As with a residential mortgage the commercial lender will hold the title deeds to the property as security. In the event of arrears the mortgage lender can repossess the commercial property.
Company Voluntary Arrangements - CVA'S
The objective of a CVA is to allow a company which either, has an underlying profitable business or is saleable, to maximize returns to creditors or, in some circumstances allow payment in full to creditors and the return of the Company to its directors. It allows the company to repay some or all of its historic debts from future profits over a period of time. Directors stay in control of the company.
A Company Voluntary Arrangement (CVA) provides the company directors with more time so preventing the creditors from taking enforcement action via the court system. It is a cost effective method for avoiding outright insolvency for a company with financial problems.
A Company Voluntary Arrangement (CVA) is a private matter so the company will not appear in the papers sp avoiding negative publicity.

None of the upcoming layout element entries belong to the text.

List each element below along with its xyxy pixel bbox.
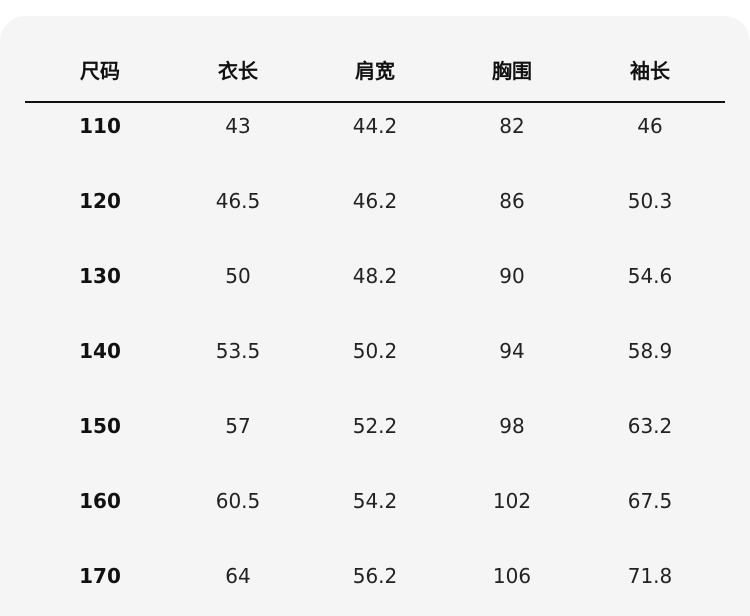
cell-size: 110	[79, 114, 121, 138]
cell-chest: 82	[499, 114, 525, 138]
cell-sleeve: 50.3	[627, 189, 673, 213]
cell-chest: 94	[499, 339, 525, 363]
cell-length: 46.5	[215, 189, 261, 213]
cell-size: 170	[79, 564, 121, 588]
cell-size: 150	[79, 414, 121, 438]
cell-size: 140	[79, 339, 121, 363]
cell-length: 57	[225, 414, 251, 438]
cell-shoulder: 50.2	[352, 339, 398, 363]
cell-chest: 106	[492, 564, 532, 588]
cell-chest: 98	[499, 414, 525, 438]
size-chart-panel: 尺码 衣长 肩宽 胸围 袖长 110 43 44.2 82 46 120 46.5 46.2 86 50.3…	[0, 16, 750, 616]
cell-shoulder: 44.2	[352, 114, 398, 138]
cell-shoulder: 48.2	[352, 264, 398, 288]
cell-shoulder: 56.2	[352, 564, 398, 588]
header-size: 尺码	[80, 59, 120, 83]
cell-sleeve: 46	[637, 114, 663, 138]
cell-size: 130	[79, 264, 121, 288]
header-chest: 胸围	[492, 59, 532, 83]
cell-length: 64	[225, 564, 251, 588]
cell-shoulder: 54.2	[352, 489, 398, 513]
cell-sleeve: 54.6	[627, 264, 673, 288]
header-divider	[25, 101, 725, 103]
cell-sleeve: 67.5	[627, 489, 673, 513]
cell-length: 50	[225, 264, 251, 288]
cell-shoulder: 52.2	[352, 414, 398, 438]
cell-chest: 90	[499, 264, 525, 288]
header-sleeve: 袖长	[630, 59, 670, 83]
cell-sleeve: 71.8	[627, 564, 673, 588]
cell-size: 160	[79, 489, 121, 513]
cell-sleeve: 63.2	[627, 414, 673, 438]
cell-chest: 102	[492, 489, 532, 513]
cell-sleeve: 58.9	[627, 339, 673, 363]
cell-size: 120	[79, 189, 121, 213]
header-length: 衣长	[218, 59, 258, 83]
cell-length: 53.5	[215, 339, 261, 363]
cell-shoulder: 46.2	[352, 189, 398, 213]
cell-length: 60.5	[215, 489, 261, 513]
header-shoulder: 肩宽	[355, 59, 395, 83]
cell-length: 43	[225, 114, 251, 138]
cell-chest: 86	[499, 189, 525, 213]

Difficulties are often encountered by the company in obtaining credit from suppliers post CVA, resulting in it experiencing cash flow difficulties. This can lead to early failure of the CVA.
IVA's
Normally an alternative to bankruptcy proceedings, where someone makes a voluntary arrangement with their creditors through the law courts for the settlements of debts. An Individual Voluntary Arrangement (IVA) debars a debtor from obtaining any further credit during the next five years. This is to limit the overall liabilities of an insolvent debtor under IVA.
Bankruptcies
Bankruptcy is a legally declared inability or impairment of ability of an individual or organization to pay its creditors. Creditors may file a bankruptcy petition against a debtor ("involuntary bankruptcy") in an effort to recoup a portion of what they are owed or initiate a restructuring. In the majority of cases, however, bankruptcy is initiated by the debtor (a "voluntary bankruptcy" that is filed by the bankrupt individual or organization).
Administration
Administration is a very powerful process for control, where a company is insolvent and facing serious threats from creditors. The Court may appoint a licensed insolvency practitioner as Administrator, this places a moratorium around the company and stops all legal actions for a 28 day period usually. The appointed insolvency practitioner then explores all avenues available being
- Restructure
- Sale
- CVA
- Liquidation
Liquidation
Applies to companies or partnerships. It involves the realization and distribution of the assets and usually the closing down of the business. There are three types of liquidation - compulsory, creditors' voluntary and members' voluntary.
Sole trader protection scheme
Applies to Sole Traders that are taking the bankruptcy route who also has mortgage arrears and pending repossessions over them. GCS shall work with the clients in these instances and write proposals to the Mortgagee in order to potentially hold off repossession.